16 13 But when he, the Spirit of truth, comes, he will guide you into all the truth. He will not speak on his own; he will speak only what he hears, and he will tell you what is yet to come. 14 He will glorify me because it is from me that he will receive what he will make known to you. 15 All that belongs to the Father is mine. That is why I said the Spirit will receive from me what he will make known to you.’
These promises will surely remind you of what we have been thinking about so far in our series of sermons about the gifts of the Holy Spirit, the communicating Spirit who inspires prophecies and dreams and visions. When we look closely there is a great deal of overlap between these apparently different activities of the Holy Spirit, the communicating Spirit who works through spiritual gifts and the Holy Spirit who is the paracletos.

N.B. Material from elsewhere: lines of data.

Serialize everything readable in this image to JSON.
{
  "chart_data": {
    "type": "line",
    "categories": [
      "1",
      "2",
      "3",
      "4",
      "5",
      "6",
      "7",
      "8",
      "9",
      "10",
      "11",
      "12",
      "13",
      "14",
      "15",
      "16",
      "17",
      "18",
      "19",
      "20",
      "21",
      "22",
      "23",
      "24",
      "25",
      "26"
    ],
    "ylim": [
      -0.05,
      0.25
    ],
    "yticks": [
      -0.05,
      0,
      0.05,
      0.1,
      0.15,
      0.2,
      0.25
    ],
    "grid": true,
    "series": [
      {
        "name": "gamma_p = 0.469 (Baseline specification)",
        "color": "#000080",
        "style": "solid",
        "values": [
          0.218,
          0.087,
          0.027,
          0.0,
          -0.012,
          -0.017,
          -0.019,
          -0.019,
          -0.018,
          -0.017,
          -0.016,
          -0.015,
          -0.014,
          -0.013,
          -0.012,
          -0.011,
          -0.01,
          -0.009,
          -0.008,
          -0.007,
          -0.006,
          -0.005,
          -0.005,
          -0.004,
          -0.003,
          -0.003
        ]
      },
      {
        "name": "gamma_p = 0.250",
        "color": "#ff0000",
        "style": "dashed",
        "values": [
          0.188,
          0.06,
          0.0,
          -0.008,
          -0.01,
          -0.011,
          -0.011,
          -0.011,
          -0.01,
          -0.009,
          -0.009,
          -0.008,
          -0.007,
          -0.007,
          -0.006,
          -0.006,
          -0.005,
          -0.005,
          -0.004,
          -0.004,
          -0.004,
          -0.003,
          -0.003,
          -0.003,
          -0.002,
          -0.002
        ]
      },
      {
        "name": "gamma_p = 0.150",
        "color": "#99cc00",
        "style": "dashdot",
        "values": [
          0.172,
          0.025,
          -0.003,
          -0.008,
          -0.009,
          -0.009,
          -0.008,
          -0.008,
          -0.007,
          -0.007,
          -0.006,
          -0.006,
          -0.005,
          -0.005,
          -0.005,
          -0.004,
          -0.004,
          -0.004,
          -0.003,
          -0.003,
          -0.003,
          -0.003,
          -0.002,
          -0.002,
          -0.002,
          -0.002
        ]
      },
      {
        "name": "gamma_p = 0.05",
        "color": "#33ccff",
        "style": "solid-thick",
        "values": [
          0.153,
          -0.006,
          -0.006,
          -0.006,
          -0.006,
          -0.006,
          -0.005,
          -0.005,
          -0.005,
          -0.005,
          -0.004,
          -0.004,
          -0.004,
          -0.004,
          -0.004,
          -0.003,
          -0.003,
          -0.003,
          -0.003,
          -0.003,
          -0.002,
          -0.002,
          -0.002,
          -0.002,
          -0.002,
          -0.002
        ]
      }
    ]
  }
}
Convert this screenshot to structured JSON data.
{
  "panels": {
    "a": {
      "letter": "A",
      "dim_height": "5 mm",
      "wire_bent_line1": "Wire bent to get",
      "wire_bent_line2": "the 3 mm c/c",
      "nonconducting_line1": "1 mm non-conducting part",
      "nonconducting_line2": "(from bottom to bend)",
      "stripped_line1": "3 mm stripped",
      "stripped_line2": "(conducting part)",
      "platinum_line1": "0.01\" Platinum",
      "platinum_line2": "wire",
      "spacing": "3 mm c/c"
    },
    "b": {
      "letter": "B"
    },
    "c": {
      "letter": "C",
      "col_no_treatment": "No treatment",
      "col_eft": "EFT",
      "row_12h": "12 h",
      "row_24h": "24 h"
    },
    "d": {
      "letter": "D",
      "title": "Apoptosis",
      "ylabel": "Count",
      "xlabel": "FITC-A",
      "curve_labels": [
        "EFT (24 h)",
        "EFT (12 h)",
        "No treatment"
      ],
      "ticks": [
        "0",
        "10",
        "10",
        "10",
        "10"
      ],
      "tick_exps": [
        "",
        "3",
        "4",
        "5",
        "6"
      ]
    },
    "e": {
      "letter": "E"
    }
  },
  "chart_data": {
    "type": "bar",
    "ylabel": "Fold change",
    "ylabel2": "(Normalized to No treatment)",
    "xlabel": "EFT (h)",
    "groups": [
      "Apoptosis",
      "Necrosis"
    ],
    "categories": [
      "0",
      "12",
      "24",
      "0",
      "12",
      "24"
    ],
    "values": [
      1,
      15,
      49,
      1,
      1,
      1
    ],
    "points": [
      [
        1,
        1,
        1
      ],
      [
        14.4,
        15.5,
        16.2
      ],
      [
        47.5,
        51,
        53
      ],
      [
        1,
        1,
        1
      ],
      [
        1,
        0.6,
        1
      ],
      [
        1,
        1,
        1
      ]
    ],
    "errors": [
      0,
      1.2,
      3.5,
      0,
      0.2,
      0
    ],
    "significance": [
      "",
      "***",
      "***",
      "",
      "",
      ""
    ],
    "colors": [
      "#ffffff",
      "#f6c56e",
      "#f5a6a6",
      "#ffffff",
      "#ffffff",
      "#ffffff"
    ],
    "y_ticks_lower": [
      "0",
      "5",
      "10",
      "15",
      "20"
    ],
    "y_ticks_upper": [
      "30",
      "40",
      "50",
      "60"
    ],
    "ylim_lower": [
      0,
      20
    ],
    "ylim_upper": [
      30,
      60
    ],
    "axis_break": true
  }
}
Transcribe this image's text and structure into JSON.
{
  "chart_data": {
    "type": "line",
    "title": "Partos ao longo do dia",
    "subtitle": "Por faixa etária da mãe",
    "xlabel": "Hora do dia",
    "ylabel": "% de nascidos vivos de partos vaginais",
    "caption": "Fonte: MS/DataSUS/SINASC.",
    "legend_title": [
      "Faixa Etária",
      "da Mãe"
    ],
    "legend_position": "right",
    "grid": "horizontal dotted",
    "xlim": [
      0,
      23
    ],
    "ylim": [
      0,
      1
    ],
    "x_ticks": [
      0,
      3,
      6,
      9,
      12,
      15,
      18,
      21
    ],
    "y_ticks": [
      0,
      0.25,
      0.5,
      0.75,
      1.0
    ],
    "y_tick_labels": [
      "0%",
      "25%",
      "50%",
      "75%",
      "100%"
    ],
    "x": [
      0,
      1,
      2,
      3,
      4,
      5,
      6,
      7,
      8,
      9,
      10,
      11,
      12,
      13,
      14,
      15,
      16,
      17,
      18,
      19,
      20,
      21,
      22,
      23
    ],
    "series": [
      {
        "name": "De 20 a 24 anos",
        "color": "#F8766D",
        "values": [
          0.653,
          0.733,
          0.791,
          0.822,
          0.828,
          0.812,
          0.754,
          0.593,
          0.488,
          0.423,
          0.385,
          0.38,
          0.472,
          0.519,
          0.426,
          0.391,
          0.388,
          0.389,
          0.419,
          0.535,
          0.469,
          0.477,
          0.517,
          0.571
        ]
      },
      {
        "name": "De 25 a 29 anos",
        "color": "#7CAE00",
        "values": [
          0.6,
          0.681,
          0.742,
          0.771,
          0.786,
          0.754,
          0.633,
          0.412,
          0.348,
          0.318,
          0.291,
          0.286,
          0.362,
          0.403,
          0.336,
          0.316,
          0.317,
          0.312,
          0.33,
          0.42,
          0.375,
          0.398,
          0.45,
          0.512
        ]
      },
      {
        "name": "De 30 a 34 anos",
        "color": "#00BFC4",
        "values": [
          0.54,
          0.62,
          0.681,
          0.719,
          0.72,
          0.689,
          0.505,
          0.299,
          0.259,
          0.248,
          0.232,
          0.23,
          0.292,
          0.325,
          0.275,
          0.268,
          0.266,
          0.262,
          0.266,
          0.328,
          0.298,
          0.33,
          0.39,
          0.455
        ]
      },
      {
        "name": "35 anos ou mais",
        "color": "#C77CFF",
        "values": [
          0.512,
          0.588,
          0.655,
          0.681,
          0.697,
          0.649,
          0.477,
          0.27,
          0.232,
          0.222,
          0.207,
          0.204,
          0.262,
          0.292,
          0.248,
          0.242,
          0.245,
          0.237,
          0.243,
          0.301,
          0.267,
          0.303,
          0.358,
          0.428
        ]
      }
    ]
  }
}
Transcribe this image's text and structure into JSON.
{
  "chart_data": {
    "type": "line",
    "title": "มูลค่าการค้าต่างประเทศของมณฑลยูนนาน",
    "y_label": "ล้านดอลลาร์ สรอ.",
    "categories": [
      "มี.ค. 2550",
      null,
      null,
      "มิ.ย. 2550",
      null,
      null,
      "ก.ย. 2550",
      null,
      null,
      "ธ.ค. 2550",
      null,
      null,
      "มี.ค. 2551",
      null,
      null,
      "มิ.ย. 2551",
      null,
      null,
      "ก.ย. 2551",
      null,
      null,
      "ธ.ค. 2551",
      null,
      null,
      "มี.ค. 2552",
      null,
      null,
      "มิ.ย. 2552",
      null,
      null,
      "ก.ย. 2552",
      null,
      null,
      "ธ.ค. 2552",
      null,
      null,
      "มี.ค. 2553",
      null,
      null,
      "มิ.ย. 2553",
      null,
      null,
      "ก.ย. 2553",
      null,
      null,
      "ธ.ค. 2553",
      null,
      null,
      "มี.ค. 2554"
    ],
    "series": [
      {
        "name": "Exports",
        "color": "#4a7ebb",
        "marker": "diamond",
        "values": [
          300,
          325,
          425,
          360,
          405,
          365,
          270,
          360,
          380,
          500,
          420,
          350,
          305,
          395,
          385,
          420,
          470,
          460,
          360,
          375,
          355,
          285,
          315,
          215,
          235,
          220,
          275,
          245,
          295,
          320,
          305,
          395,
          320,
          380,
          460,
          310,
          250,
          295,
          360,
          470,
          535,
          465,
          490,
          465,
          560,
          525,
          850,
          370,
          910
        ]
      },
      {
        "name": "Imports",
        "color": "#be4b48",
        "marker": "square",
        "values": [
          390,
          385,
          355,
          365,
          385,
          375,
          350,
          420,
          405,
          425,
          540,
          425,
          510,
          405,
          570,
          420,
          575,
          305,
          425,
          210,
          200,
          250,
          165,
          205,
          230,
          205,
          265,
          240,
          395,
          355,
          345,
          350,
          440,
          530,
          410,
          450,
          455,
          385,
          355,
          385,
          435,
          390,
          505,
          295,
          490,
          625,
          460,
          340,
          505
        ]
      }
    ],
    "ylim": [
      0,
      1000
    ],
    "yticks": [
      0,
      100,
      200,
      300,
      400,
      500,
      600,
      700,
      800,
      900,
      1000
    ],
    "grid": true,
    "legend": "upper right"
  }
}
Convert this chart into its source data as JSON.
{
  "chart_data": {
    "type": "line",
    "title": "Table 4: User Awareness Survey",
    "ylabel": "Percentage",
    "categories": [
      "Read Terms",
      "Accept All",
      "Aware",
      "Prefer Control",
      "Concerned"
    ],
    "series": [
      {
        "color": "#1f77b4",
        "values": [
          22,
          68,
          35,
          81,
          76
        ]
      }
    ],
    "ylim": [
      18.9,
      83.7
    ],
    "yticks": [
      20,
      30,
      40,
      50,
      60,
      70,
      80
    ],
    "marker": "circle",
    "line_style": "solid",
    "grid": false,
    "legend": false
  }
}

Inside every one of us the Holy Spirit is teaching and reminding (14:26), testifying (15:26), guiding into truth (16:13). He will “speak what He hears … tell you what is yet to come … the Spirit will receive from me what he will make known to you.
It is by the work of the Holy Spirit that Christians experience our personal relationship with God – this is our eternal life. This is how Jesus lives in us and remains in us and we remain in him. The Holy Spirit brings the presence of Jesus into the life of every believer. As our Helper, the Holy Spirit helps us to know Jesus better. He helps us to become more like Jesus. Through spiritual gifts the Holy Spirit helps us to serve Jesus in the church and in the world. And he gives us power to be witnesses for Jesus. But in some ways, titles like Helper and Comforter really need a much more vigorous word. Jesus promised his followers that “The Strengthener” would be with them. Somebody has said, “This promise is no lullaby for the fainthearted. It is a blood transfusion for courageous living.” Because through the Holy Spirit the paracletos we have Jesus living inside us!